El chófer del vehículo ultramoderno reservado a un grupo de japoneses, dormitaba al volante. Sus clientes no saldrían del museo antes de una hora, lo que le dejaba tiempo para disfrutar los placeres de la siesta, a pesar de los ruidos de la ciudad.

Cuando estalló la bomba, destrozando el autobús y proyectando restos metálicos que mataron e hirieron a numerosos viandantes, el chófer no se vio morir.

Una hora después del atentado, el comunicado firmado por las Gamaat Islamiyya explicaba que el movimiento había «vengado a los fieles desarmados, asesinados en la mezquita al-Rahma de Asuán»; respondía así a un acto de barbarie perpetrado contra fieles musulmanes y seguiría golpeando en cualquier parte; ni los hoteles de lujo, ni la sede de la Liga árabe, ni siquiera el edificio de la policía nacional estaban fuera de su alcance. Algunos comentaristas justificaron la actitud de los integristas; ¿acaso no luchaban por el establecimiento de una sociedad más justa y más respetuosa con las leyes de Alá?

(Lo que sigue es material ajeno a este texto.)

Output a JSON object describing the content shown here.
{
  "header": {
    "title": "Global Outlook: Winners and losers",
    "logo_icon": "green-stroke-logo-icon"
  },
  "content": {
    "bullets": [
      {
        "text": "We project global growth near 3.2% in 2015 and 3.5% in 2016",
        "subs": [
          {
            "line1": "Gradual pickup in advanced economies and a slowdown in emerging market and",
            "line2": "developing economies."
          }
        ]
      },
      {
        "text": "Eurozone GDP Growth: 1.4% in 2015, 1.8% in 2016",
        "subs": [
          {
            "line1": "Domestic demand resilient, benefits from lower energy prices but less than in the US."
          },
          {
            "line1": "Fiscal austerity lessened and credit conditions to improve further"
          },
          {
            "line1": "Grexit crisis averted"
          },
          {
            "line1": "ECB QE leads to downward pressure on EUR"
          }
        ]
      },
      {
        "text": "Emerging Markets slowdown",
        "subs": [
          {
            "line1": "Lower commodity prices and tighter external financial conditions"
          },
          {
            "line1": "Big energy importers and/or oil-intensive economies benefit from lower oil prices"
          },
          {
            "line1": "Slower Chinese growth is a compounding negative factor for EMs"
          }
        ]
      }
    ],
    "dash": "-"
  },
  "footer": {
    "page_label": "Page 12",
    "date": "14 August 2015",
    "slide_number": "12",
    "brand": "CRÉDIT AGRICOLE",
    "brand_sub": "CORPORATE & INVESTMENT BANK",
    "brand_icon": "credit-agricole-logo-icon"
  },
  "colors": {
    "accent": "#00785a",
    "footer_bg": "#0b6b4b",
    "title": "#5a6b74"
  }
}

Furiosa, Mona apagó la radio; la voz de los musulmanes moderados era ignorada, acallada incluso. El asesinato de Farag Mustakbel había supuesto una gran victoria para los integristas; su desaparición disuadía a los intelectuales deseosos, en nombre del Corán y de la tradición islámica, de oponerse a las tesis de los extremistas. Unos tras otros, los medios de comunicación se unían a Mohamed Bokar, sin que su nombre fuera pronunciado.

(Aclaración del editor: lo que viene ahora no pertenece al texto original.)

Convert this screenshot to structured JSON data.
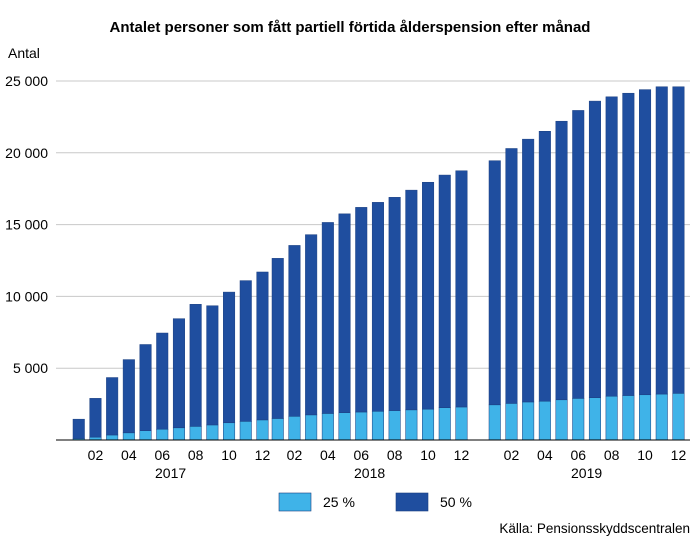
{
  "chart_data": {
    "type": "bar",
    "stacked": true,
    "title": "Antalet personer som fått partiell förtida ålderspension efter månad",
    "ylabel": "Antal",
    "ylim": [
      0,
      25000
    ],
    "yticks": [
      5000,
      10000,
      15000,
      20000,
      25000
    ],
    "ytick_labels": [
      "5 000",
      "10 000",
      "15 000",
      "20 000",
      "25 000"
    ],
    "grid": true,
    "legend_position": "bottom",
    "source": "Källa: Pensionsskyddscentralen",
    "groups": [
      {
        "year": "2017",
        "months": [
          "01",
          "02",
          "03",
          "04",
          "05",
          "06",
          "07",
          "08",
          "09",
          "10",
          "11",
          "12"
        ],
        "month_labels": [
          "",
          "02",
          "",
          "04",
          "",
          "06",
          "",
          "08",
          "",
          "10",
          "",
          "12"
        ],
        "series": [
          {
            "name": "25 %",
            "color": "#3fb3e8",
            "values": [
              100,
              200,
              350,
              500,
              650,
              750,
              850,
              950,
              1050,
              1200,
              1300,
              1400
            ]
          },
          {
            "name": "50 %",
            "color": "#1f4e9f",
            "values": [
              1350,
              2700,
              4000,
              5100,
              6000,
              6700,
              7600,
              8500,
              8300,
              9100,
              9800,
              10300
            ]
          }
        ]
      },
      {
        "year": "2018",
        "months": [
          "01",
          "02",
          "03",
          "04",
          "05",
          "06",
          "07",
          "08",
          "09",
          "10",
          "11",
          "12"
        ],
        "month_labels": [
          "",
          "02",
          "",
          "04",
          "",
          "06",
          "",
          "08",
          "",
          "10",
          "",
          "12"
        ],
        "series": [
          {
            "name": "25 %",
            "color": "#3fb3e8",
            "values": [
              1500,
              1650,
              1750,
              1850,
              1900,
              1950,
              2000,
              2050,
              2100,
              2150,
              2250,
              2300
            ]
          },
          {
            "name": "50 %",
            "color": "#1f4e9f",
            "values": [
              11150,
              11900,
              12550,
              13300,
              13850,
              14250,
              14550,
              14850,
              15300,
              15800,
              16200,
              16450
            ]
          }
        ]
      },
      {
        "year": "2019",
        "months": [
          "01",
          "02",
          "03",
          "04",
          "05",
          "06",
          "07",
          "08",
          "09",
          "10",
          "11",
          "12"
        ],
        "month_labels": [
          "",
          "02",
          "",
          "04",
          "",
          "06",
          "",
          "08",
          "",
          "10",
          "",
          "12"
        ],
        "series": [
          {
            "name": "25 %",
            "color": "#3fb3e8",
            "values": [
              2450,
              2550,
              2650,
              2700,
              2800,
              2900,
              2950,
              3050,
              3100,
              3150,
              3200,
              3250
            ]
          },
          {
            "name": "50 %",
            "color": "#1f4e9f",
            "values": [
              17000,
              17750,
              18300,
              18800,
              19400,
              20050,
              20650,
              20850,
              21050,
              21250,
              21400,
              21350
            ]
          }
        ]
      }
    ]
  }
}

Mona rompió las páginas de su manuscrito consagrado a las reivindicaciones de las mujeres egipcias y a su exigencia de libertad; nadie se atrevería a imprimirlas. Por primera vez, tuvo miedo, con todo su ser, miedo de que su país se sumiera en una noche de espanto.

Oró a Dios.

Él no deseaba el reinado de unos pocos fanáticos sedientos de poder. Él disiparía la pesadilla y permitiría que un islam pacífico floreciera en la tolerancia.

La oración de la joven ascendió hacia Él como un canto grave y dulce, moldeado por siglos de misticismo.

Una hora después de la ruptura del ayuno, las cadenas de radio y televisión interrumpieron sus programas para difundir un comunicado especial de las Gamaat Islamiyya; los islamistas exigían la liberación de todos los fieles de Alá encarcelados porque habían afirmado su fe; si, en el plazo de una semana, la puerta de las celdas no se había abierto, las bombas estallarían en la capital y en las principales ciudades de Egipto. El impío gobierno sería responsable de la muerte de miles de inocentes.